The Arctic blast has shown how challenging is to hedge renewable merchant risk
ERCOT (i.e., Texas) is home to many wind projects under a merchant model, and some of them had to hedge their energy price to secure financing. However, it is far more complicated to hedge wind power generation than dispatchable energy. For instance, the Arctic blast that threw Texas in deep freeze led some wind producers to massive losses because of their hedging program. Without the hedges, they would have triple their cumulated 12-month margin.
Two reasons make hedging wind power generation challenging in ERCOT. One is the “covariance risk” associated with wind, i.e., a negative relationship between its generation and price. This risk is present in many markets where intermittent renewable energy represents a significant share of the generating capacity. Second, ERCOT is an energy-only market, i.e., there is no organized market mechanism to secure long-term capacity. Therefore, the value of capacity shows up in energy price spikes — the more often the price spikes, the higher the incentive to build generating capacity. It is beyond the scope of this article to discuss the pros and cons related to this approach.
We use the ERCOT West zone and the recent events in ERCOT to illustrate the challenge of hedging wind power generation.
What is the covariance risk?
The following graphic illustrates the spot price distribution as a function of wind power generation in ERCOT West. We have juxtaposed a hypothetical hedge consisting of P80 (i.e., 80% chance on average that our wind power generation exceeds that volume) baseload sold at $35/MWh in the ERCOT West hub. It is possible to sell into other hubs that are more liquid (e.g., North or South) but at the expense of a basis risk that further exacerbates the overall risk exposure.
We can easily see on average that prices decrease as wind power generation increases.
As illustrated here, this hedging strategy represents more a speculative position than a synthetic hedge as we bet on limited price spikes when wind power generation is below P80. It is not always the case in ERCOT because wind power generation represents a considerable share of the generating capacity. Therefore, when there is little wind, price spikes are more likely to occur. The Arctic blast is a clear illustration of this phenomenon, as depicted in the following graphic.
What has been the financial impact of the Arctic blast on the assumed hedge?
Our hypothetical hedge combined with the Arctic blast has led to massive losses bringing the average margin down to $-8.37/MWh for the 12-month horizon ended by the blast. The average margin was $21.73/MWh just before the blast. The following graphic summarizes the impact of the Arctic blast on our supposed hedge.
There are three observations to note:
1. Even before the blast, our hedge did not perform well as it has closed only 1/3 of the revenue gap. We could have hedged more than P80, but that will have increased the covariance risk. For instance, if we had sold P20 baseload, the hedge would have closed 100% of the gap just before the blast. However, the blast would have created a negative margin of $-105/MWh.

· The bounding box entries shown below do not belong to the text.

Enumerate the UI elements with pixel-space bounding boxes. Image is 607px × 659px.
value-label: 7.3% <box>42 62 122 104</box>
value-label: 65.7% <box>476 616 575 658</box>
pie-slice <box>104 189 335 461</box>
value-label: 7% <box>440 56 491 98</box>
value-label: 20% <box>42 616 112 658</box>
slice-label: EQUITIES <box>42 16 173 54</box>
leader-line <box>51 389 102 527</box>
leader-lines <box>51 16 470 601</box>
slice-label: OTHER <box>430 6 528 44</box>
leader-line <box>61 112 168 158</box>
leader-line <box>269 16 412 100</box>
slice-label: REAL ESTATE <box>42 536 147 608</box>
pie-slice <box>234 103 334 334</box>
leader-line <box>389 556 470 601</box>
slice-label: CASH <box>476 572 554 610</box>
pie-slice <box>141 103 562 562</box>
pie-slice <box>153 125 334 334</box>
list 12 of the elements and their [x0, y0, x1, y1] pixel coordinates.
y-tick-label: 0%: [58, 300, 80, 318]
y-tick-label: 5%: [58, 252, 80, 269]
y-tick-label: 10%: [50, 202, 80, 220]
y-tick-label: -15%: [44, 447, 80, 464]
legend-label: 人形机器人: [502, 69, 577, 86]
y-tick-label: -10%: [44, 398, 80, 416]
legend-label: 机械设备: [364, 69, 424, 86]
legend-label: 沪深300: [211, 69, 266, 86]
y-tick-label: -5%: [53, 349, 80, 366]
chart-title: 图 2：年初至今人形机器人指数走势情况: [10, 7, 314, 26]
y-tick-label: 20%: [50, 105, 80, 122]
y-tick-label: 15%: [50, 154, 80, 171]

2. Day-ahead prices are usually more favorable to intermittent energy as they do not directly include the cost of balancing the system. The day-ahead/real-time arbitrage consists of offering P50 in the day-ahead market, and we settle the imbalances in the real-time market. We can improve this simple strategy by varying the day-ahead offer as a function of the anticipated prices (e.g., we can use deep learning techniques to determine the optimal day-ahead offers).
3. The covariance risk shows up as a substantial discount for wind power generation revenue relative to baseload price. In our example, the discount is at least 30% in a normal price regime and up to 70% when we include extreme price spikes.
How should we hedge then?
The very first step is to determine the discount associated with the covariance risk and what will drive this discount in the future. Unfortunately, a task that requires heavy analytics as the intricacies related to intermittent renewable energy are complex to assess, even more in a nodal market approach.
We can use the assessed discount to figure out the amount of capital we are willing to invest into a static hedging program (a kind of a “put option”) to protect us against low prices. We can also use this capital to set-up a commercial function that will dynamically hedge our exposure like any sophisticated trading house will do.
In some cases, the anticipated discount may trigger an investment in energy storage that will (partially) offset the renewable merchant risk.